How It Began

Archaeological attention was first attracted to the Manix Basin by the discovery of primitive artifacts in the region by Ritner J. Sayles, San Bernardino County Museum Fellow in Archaeology. Early in the 1940s he took Dr. Gerard E. Smith and Ruth DeEtte Simpson into the area and convinced them that the most interesting stone tools seen there were distinctive and that a surface survey should be undertaken.


The Lake Manix Survey began in 1954 under the auspices of the Archaeological Survey Association of Southern California. Numerous Indian and PaleoIndian sites with arrow and atlatl points (Pinto Basin, Silver Lake, Lake Mojave typologies) were recorded below the higher shorelines of Pleistocene Lake Manix, along with trails, rock rings, cleared triangles and rectangles, and intaglios. Most notably, however, sites with more unusual lithic artifacts were present above an elevation of 1800 ft (549 m) on the dissected mass of alluvium (now known as the Yermo Fan) east of the Calico Mountains. This was the area to which Mr. Sayles had taken Smith and Simpson. The older tool assemblage here included ovate bifaces, chopping tools, large scrapers, workshop debitage, etc. The tools were mostly large, crude in form and workmanship, darkened by a patina of desert varnish, and included no projectile points of any kind. This primitive artifact assemblage was designated the Lake Manix Lithic Industry.

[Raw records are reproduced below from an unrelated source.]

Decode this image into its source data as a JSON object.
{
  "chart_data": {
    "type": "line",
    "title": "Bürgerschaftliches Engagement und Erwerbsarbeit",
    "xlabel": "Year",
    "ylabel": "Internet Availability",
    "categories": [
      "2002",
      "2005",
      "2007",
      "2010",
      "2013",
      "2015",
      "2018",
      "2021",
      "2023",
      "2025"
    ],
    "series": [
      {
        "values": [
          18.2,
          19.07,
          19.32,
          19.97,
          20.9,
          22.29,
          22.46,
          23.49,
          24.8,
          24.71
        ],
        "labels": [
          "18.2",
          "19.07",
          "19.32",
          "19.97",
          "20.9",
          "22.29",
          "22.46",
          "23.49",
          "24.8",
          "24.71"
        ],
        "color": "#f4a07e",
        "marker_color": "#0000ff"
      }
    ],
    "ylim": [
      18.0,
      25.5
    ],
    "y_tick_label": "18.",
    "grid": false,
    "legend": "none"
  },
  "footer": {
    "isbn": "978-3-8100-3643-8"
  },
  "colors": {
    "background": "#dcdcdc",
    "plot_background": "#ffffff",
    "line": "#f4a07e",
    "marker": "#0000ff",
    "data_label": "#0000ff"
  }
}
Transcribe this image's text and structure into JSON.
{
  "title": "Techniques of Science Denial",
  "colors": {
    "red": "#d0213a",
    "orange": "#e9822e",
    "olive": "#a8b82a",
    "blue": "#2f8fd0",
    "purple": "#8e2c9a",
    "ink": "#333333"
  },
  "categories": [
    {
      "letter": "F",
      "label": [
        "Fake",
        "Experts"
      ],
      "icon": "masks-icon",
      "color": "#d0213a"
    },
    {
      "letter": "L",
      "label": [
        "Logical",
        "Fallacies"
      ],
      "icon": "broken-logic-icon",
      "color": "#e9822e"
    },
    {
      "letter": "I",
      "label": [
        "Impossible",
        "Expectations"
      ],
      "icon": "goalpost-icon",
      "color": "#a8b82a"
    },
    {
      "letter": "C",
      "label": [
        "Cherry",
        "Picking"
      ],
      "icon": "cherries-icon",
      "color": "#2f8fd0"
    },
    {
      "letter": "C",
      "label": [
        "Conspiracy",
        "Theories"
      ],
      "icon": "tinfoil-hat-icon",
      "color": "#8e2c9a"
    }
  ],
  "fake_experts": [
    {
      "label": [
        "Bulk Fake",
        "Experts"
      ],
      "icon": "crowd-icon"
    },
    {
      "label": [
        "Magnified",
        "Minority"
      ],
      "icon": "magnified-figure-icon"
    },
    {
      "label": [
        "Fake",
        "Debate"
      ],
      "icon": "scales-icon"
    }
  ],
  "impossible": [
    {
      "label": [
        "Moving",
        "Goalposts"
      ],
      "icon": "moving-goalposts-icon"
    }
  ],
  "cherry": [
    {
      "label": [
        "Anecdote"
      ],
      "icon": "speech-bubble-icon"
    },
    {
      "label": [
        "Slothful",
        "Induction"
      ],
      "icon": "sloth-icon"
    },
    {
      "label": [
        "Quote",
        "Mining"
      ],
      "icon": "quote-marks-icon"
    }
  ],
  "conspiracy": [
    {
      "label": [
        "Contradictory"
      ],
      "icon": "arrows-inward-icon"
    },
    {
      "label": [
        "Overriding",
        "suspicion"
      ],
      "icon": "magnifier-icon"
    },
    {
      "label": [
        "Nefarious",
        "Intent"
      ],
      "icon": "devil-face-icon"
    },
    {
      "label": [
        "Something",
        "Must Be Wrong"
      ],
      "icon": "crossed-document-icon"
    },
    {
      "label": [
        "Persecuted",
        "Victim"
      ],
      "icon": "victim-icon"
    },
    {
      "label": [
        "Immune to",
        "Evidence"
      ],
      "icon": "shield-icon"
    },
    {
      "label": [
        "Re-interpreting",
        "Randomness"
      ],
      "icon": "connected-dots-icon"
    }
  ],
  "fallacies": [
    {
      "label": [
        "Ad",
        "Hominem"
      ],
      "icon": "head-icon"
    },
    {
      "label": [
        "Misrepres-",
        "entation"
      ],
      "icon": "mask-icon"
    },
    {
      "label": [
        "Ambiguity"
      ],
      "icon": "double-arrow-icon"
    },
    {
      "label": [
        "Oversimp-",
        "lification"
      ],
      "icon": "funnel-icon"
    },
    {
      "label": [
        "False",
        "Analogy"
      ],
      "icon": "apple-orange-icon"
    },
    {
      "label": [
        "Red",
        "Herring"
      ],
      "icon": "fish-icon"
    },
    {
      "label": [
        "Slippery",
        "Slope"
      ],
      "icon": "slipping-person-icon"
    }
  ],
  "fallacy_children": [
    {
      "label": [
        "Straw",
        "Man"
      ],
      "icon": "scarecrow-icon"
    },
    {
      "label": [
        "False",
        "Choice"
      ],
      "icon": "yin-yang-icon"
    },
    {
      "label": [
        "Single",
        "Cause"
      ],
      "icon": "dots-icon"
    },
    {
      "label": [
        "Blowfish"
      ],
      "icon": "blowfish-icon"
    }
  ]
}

In 1958 Ms. Simpson took Lake Manix Lithic Industry specimens to Europe, where they were seen by famed prehistorian Louis Leakey. In 1963 Dr. Leakey came to the area to examine the surface sites and also some specimens that came from a buried stratum. Leakey did not like the deposit because it was secondary in nature–redeposited by erosion of an older deposit. He searched the ancient alluvial fan, its drainage patterns and soils, until he found what he regarded as the primary deposit from which the artifact-bearing material had been eroded and redeposited. Fortunately, a bulldozed jeep trail had created a cut bank in this deposit, and here Leakey saw fragments of chalcedony and jasper from which good artifacts could be fashioned. The primary deposit was thick enough to have geological significance, and Leakey decided it would be the material to explore for evidence of human modification of siliceous raw material in the remote past.

Subsequent work was sponsored by the San Bernardino County Museum under permit from the Federal Government, with initial funding by the National Geographic Society. Dr. Leakey directed the project, Dr. Thomas Clements, retired chair of the Geology Department, University of Southern California, was the geologist, and Ms. Simpson served as field director. Leakey visited two or three times a year and remained a few days on each occasion, examining the recovered material and planning excavation strategies.

In October 1970, a four-day International Conference on the Calico Mountains Excavations was held at San Bernardino, sponsored by the San Bernardino County Museum, The University of Pennsylvania Museum, and the Leakey Foundation. In attendance were nearly 100 distinguished scientists and prehistorians from throughout the world–a tribute to Louis Leakey’s eminence in the field. They were invited to visit the site, to see the evidence, to hear presentations, and to engage in discussions. In written critiques all had high praise for the field methods, but there was a lack of consensus on the validity of the Calico artifacts. Humans in the New World at so early a date would overturn the accepted view of world history. When Dr. Leakey died two years later, funding began to wither, so that subsequent work has been carried on, and continues today, by enthusiastic and indefatigable volunteers, employing the scrupulous methodology described in the following section.